Seeking Guidance on Building a ChatGPT-Style Data Analyst Tool with Database Integration

Hey everyone,

I’m currently diving into a project aimed at crafting a tool akin to a data analyst, inspired by ChatGPT’s capabilities. The twist is, instead of relying on uploading CSV files, this tool would directly connect to databases, allowing users to ask complex questions about:

  • Aggregate statistics (like total revenue per account, average deal size)
  • Time-based insights (such as the age of an account or the time since the last transaction)
  • Categorical data interpretations for non-numeric fields (industry type, account region, etc.)
  • Custom calculations or specific business logic for deeper analysis

I started experimenting with an approach where GPT generates PostgreSQL queries, executed through the pg npm module. Initially, it seemed promising, but I’ve hit a snag considering:

  • The challenge of handling databases with 40-50 tables, each containing upwards of 20 fields. Detailing the schema in the prompt quickly becomes impractical due to size constraints.
  • The token limit makes it difficult to employ embeddings effectively for this purpose.

I’m reaching out to see if anyone could offer guidance or point me towards open-source projects that tackle similar challenges. Any help or suggestions would be greatly appreciated!

1 Like

Interacting with an SQL database using an LLM (.i.e Chat with your SQL Data) has become a common application and there are a few people doing it a few different way. Below are two examples that might be helpful as architectural guides on how to implement your system.

LangChain Cookbook - Retrieval with SQL

Vanna - RAG (Retrieval-Augmented Generation) framework for SQL generation and related functionality

Thank you for your earlier help; it was really useful. I have one more thing to ask. Have you used Vanna AI?

I tried it by training my database like the guide said, but the guide doesn’t really explain what to do when there are many tables and relationships in the database.

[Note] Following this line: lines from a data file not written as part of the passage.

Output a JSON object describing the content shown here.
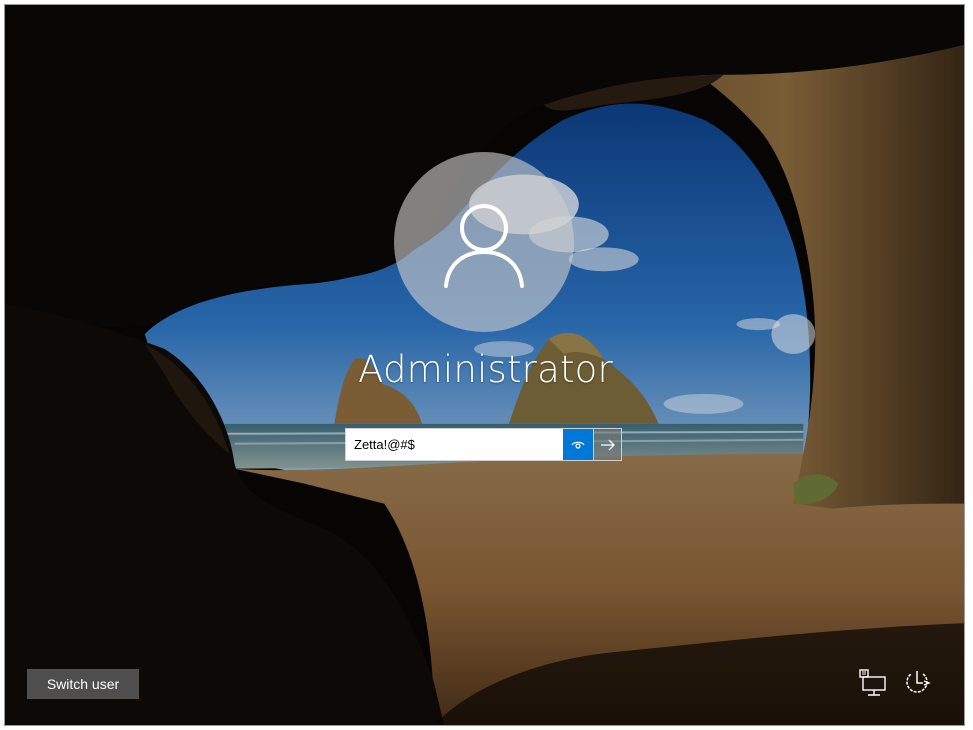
{
  "user": {
    "name": "Administrator",
    "avatar_icon": "user-silhouette-icon"
  },
  "password": {
    "value": "Zetta!@#$",
    "reveal_icon": "eye-icon",
    "submit_icon": "arrow-right-icon"
  },
  "footer": {
    "switch_user_label": "Switch user",
    "network_icon": "network-icon",
    "power_icon": "power-icon"
  },
  "colors": {
    "accent": "#0078d7",
    "text": "#ffffff"
  }
}
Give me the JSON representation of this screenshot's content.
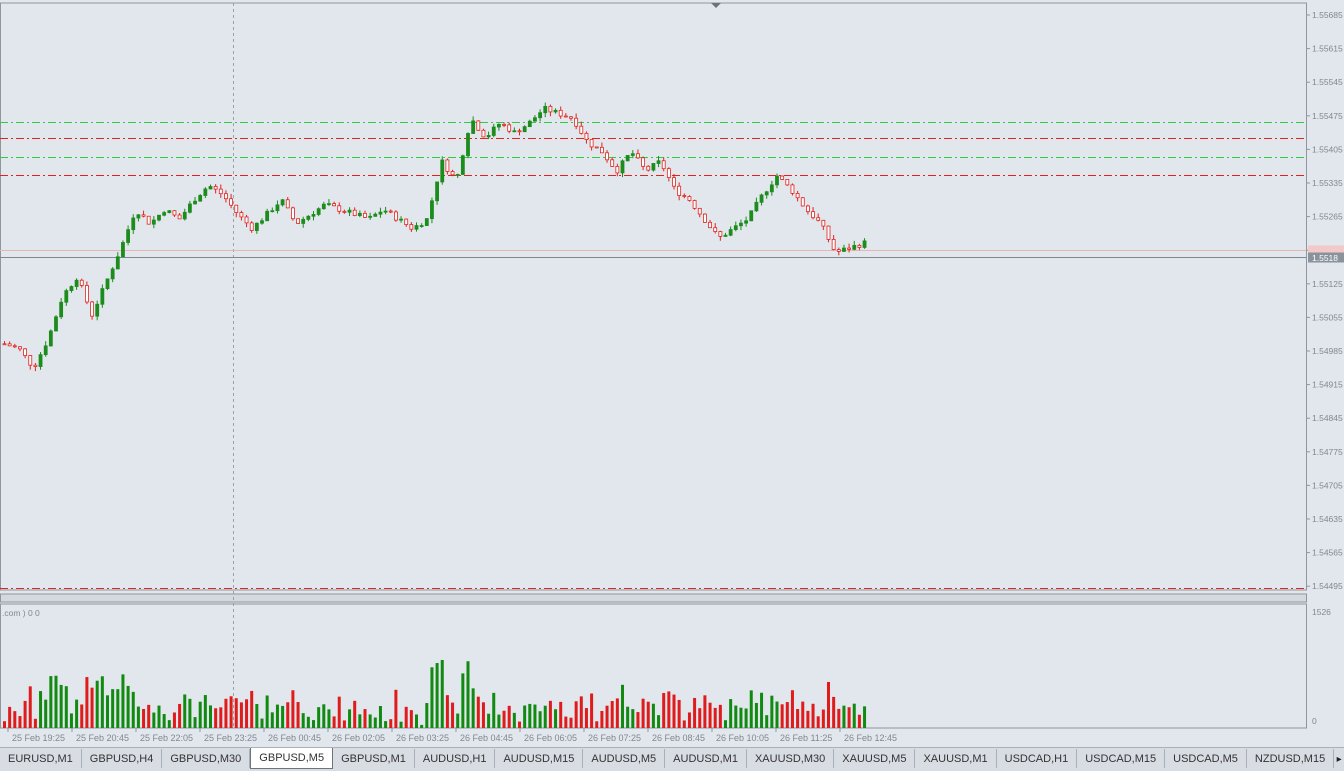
{
  "chart_data": {
    "type": "candlestick",
    "symbol": "GBPUSD",
    "timeframe": "M5",
    "price_labels": [
      "1.55685",
      "1.55615",
      "1.55545",
      "1.55475",
      "1.55405",
      "1.55335",
      "1.55265",
      "1.55195",
      "1.55125",
      "1.55055",
      "1.54985",
      "1.54915",
      "1.54845",
      "1.54775",
      "1.54705",
      "1.54635",
      "1.54565",
      "1.54495"
    ],
    "time_labels": [
      "25 Feb 19:25",
      "25 Feb 20:45",
      "25 Feb 22:05",
      "25 Feb 23:25",
      "26 Feb 00:45",
      "26 Feb 02:05",
      "26 Feb 03:25",
      "26 Feb 04:45",
      "26 Feb 06:05",
      "26 Feb 07:25",
      "26 Feb 08:45",
      "26 Feb 10:05",
      "26 Feb 11:25",
      "26 Feb 12:45"
    ],
    "current_price_label": "1.5518",
    "y_range": [
      1.5449,
      1.5569
    ],
    "horizontal_levels": [
      {
        "price": 1.55463,
        "color": "#2ecc40",
        "style": "dash-dot"
      },
      {
        "price": 1.55428,
        "color": "#e0241d",
        "style": "dash-dot"
      },
      {
        "price": 1.55389,
        "color": "#2ecc40",
        "style": "dash-dot"
      },
      {
        "price": 1.55352,
        "color": "#e0241d",
        "style": "dash-dot"
      },
      {
        "price": 1.54492,
        "color": "#e0241d",
        "style": "dash-dot"
      }
    ],
    "closes": [
      1.55,
      1.5499,
      1.5495,
      1.5501,
      1.551,
      1.5514,
      1.5506,
      1.5513,
      1.552,
      1.5528,
      1.5525,
      1.5528,
      1.5526,
      1.553,
      1.5533,
      1.5531,
      1.5527,
      1.5524,
      1.5527,
      1.553,
      1.5525,
      1.5527,
      1.5529,
      1.5528,
      1.5527,
      1.5526,
      1.5528,
      1.5526,
      1.5524,
      1.5526,
      1.5538,
      1.5534,
      1.5547,
      1.5543,
      1.5546,
      1.5544,
      1.5546,
      1.5549,
      1.5548,
      1.5547,
      1.5542,
      1.554,
      1.5536,
      1.554,
      1.5536,
      1.5538,
      1.5532,
      1.553,
      1.5526,
      1.5522,
      1.5524,
      1.5526,
      1.5531,
      1.5535,
      1.5532,
      1.5528,
      1.5525,
      1.5519,
      1.552,
      1.5521
    ],
    "indicator": {
      "label": ".com ) 0 0",
      "max_label": "1526",
      "min_label": "0"
    }
  },
  "tabs": [
    {
      "label": "EURUSD,M1",
      "active": false
    },
    {
      "label": "GBPUSD,H4",
      "active": false
    },
    {
      "label": "GBPUSD,M30",
      "active": false
    },
    {
      "label": "GBPUSD,M5",
      "active": true
    },
    {
      "label": "GBPUSD,M1",
      "active": false
    },
    {
      "label": "AUDUSD,H1",
      "active": false
    },
    {
      "label": "AUDUSD,M15",
      "active": false
    },
    {
      "label": "AUDUSD,M5",
      "active": false
    },
    {
      "label": "AUDUSD,M1",
      "active": false
    },
    {
      "label": "XAUUSD,M30",
      "active": false
    },
    {
      "label": "XAUUSD,M5",
      "active": false
    },
    {
      "label": "XAUUSD,M1",
      "active": false
    },
    {
      "label": "USDCAD,H1",
      "active": false
    },
    {
      "label": "USDCAD,M15",
      "active": false
    },
    {
      "label": "USDCAD,M5",
      "active": false
    },
    {
      "label": "NZDUSD,M15",
      "active": false
    }
  ],
  "tab_scroll_icon": "chevron-right-icon",
  "colors": {
    "bull": "#1c8c1c",
    "bear": "#e0241d",
    "background": "#e2e6ed",
    "grid": "#8f969e"
  }
}
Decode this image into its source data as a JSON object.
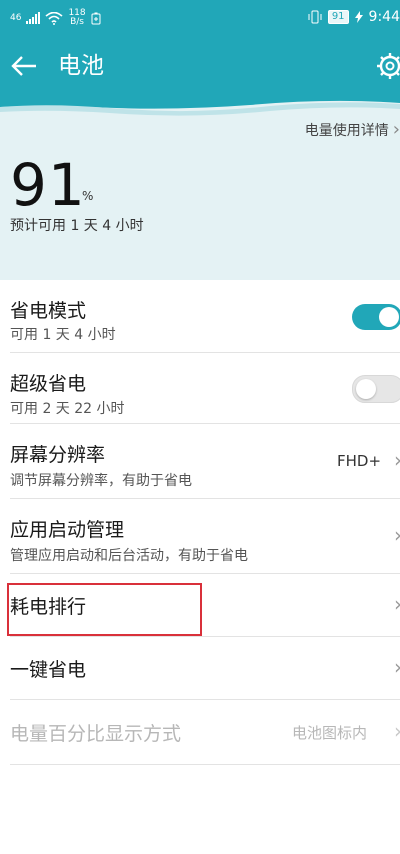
{
  "status_bar": {
    "signal": "46",
    "net_speed_value": "118",
    "net_speed_unit": "B/s",
    "battery": "91",
    "time": "9:44"
  },
  "header": {
    "title": "电池"
  },
  "hero": {
    "usage_link": "电量使用详情",
    "percent": "91",
    "percent_unit": "%",
    "estimate": "预计可用 1 天 4 小时"
  },
  "settings": {
    "power_saving": {
      "title": "省电模式",
      "subtitle": "可用 1 天 4 小时",
      "enabled": true
    },
    "ultra_power_saving": {
      "title": "超级省电",
      "subtitle": "可用 2 天 22 小时",
      "enabled": false
    },
    "resolution": {
      "title": "屏幕分辨率",
      "subtitle": "调节屏幕分辨率，有助于省电",
      "value": "FHD+"
    },
    "app_launch": {
      "title": "应用启动管理",
      "subtitle": "管理应用启动和后台活动，有助于省电"
    },
    "consumption_rank": {
      "title": "耗电排行"
    },
    "one_key_save": {
      "title": "一键省电"
    },
    "percent_display": {
      "title": "电量百分比显示方式",
      "value": "电池图标内"
    }
  },
  "colors": {
    "accent": "#21a7b8",
    "highlight": "#d9303a"
  }
}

Can you help me with this? It works fine when I’m just dealing with one table, but what about when I need to make more complex queries that involve more than one table? Do you know any easy way to do this?

Glad to hear that the recommendations were useful. I’m not an expert in Vanna, but that project has a community forum just like this one that you can use to ask questions.

Hi @kanzariyamihir,

I successfully connected Postgres database with ChatGPT using custom actions. ChatGPT generates the SQL queries to provide answer for my questions. SQL queries were send to Python notebook that was available online in Mercury Cloud. Notebook runs SQL query in the database, fetch results, and returns as Markdown table for ChatGPT. Here is my full Python notebook:

Below is example prompt and request generated with ChatGPT:

It was really nice experience to chat with my database :slight_smile: You can find the detail description of my steps in ChatGPT builder create Action to query database

I have created a few GPTs that connect to databases like AITable AirTable.

I use the Data Analyst tool quite a bit using the GPT interface and it can do amazing stuff. I am guessing you will be using GPT API’s to do the calling using some programming shell.

I have seen this done on a consulting project using the following approach and it seemed to have worked. Architecture was Django + Python+ SQL server. Should work for any architecture.

Step1 : Send the schema for the tables you want to use to GPT and ask it to read and understand the schema. We did that by running SQL query that generates the schema on the fly and sends it GPT.

Step2: Send the question you want answered and ask GPT to use the schema to provide the SQL that would generate the answer.

Step 3: Run the SQL and send the result set back to GPT + the user question again and ask for a answer to the question.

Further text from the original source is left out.